When the U.S. Supreme Court ruled last year that the “theft of honest services” portion of the federal mail and wire fraud statute was unconstitutionally vague, many people who had been convicted under that statute won the right to have their convictions vacated via federal appeals. Many of those are public figures, as the “theft of honest services” doctrine was commonly used in cases involving alleged public corruption.
It is perhaps not surprising that both prosecutors and the public are unsympathetic towards defendants who have been convicted of corruption. Even though the Supreme Court has determined that the “theft of honest services” is far too vague to clearly delineate what was supposed to be illegal, the fact that a public official has been convicted of something is often enough to justify a scramble to re-prosecute.
Such is the case of former state senator Joseph Bruno of New York, who was convicted of eight counts of mail fraud, wire fraud and accepting bribes last year under the “theft of honest services” doctrine. At least two of those convictions now must be vacated, but the U.S. Attorney in New York State wants to bring a fresh indictment against Bruno and retry him on the other counts.
If a criminal defendant is freed because he was convicted under an unconstitutional statute, should the prosecution get a ‘do-over’?
Bruno’s criminal defense lawyer argued before a federal appeals court panel that, without the “theft of honest services” doctrine, the prosecutors simply do not have enough evidence to prove the other six counts of fraud. In fact, the “theft of honest services” language has in some cases been used as a “catch-all” charge when prosecutors didn’t have the evidence to prove fraud directly.
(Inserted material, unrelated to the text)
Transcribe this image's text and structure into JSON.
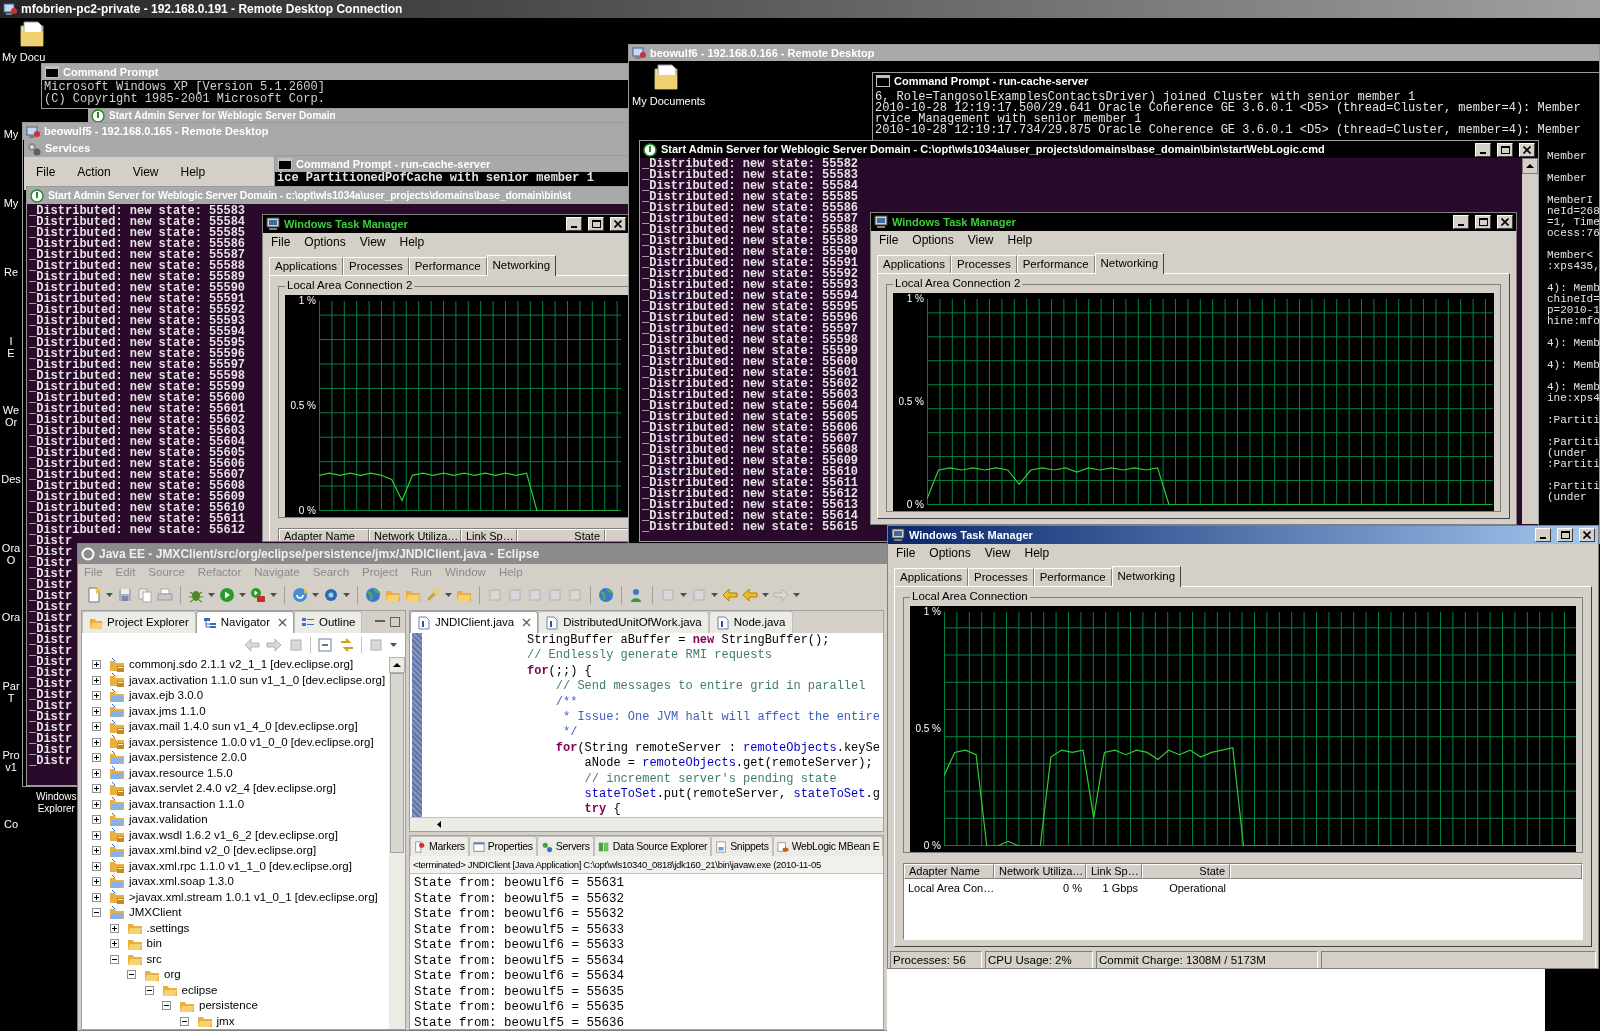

The U.S. Attorney’s Office agreed that the two “honest services” convictions must be vacated, but argued that the appropriate thing to do in the other six cases is to retry the case.
One of the federal judges seemed to agree with the defense that the prosecution may have used the “honest services” language as a catch-all — and might still be overreaching by throwing in every conceivable argument on which they might pursue Bruno.
“You have a 30-page kitchen sink indictment with facts about this and facts about that,” the judge pointed out to the prosecutor during oral arguments.
The big question is this: If the federal government uses an unconstitutional statute to convict someone of a crime and gets called on it, should they lose their chance or should they get a do-over?
“You took direction A and it failed, and now you want to shift gears and put this man through another six-week horrendous experience of a criminal trial?” asked the judge.
A ruling on whether Bruno will be retried is expected sometime in the next few weeks.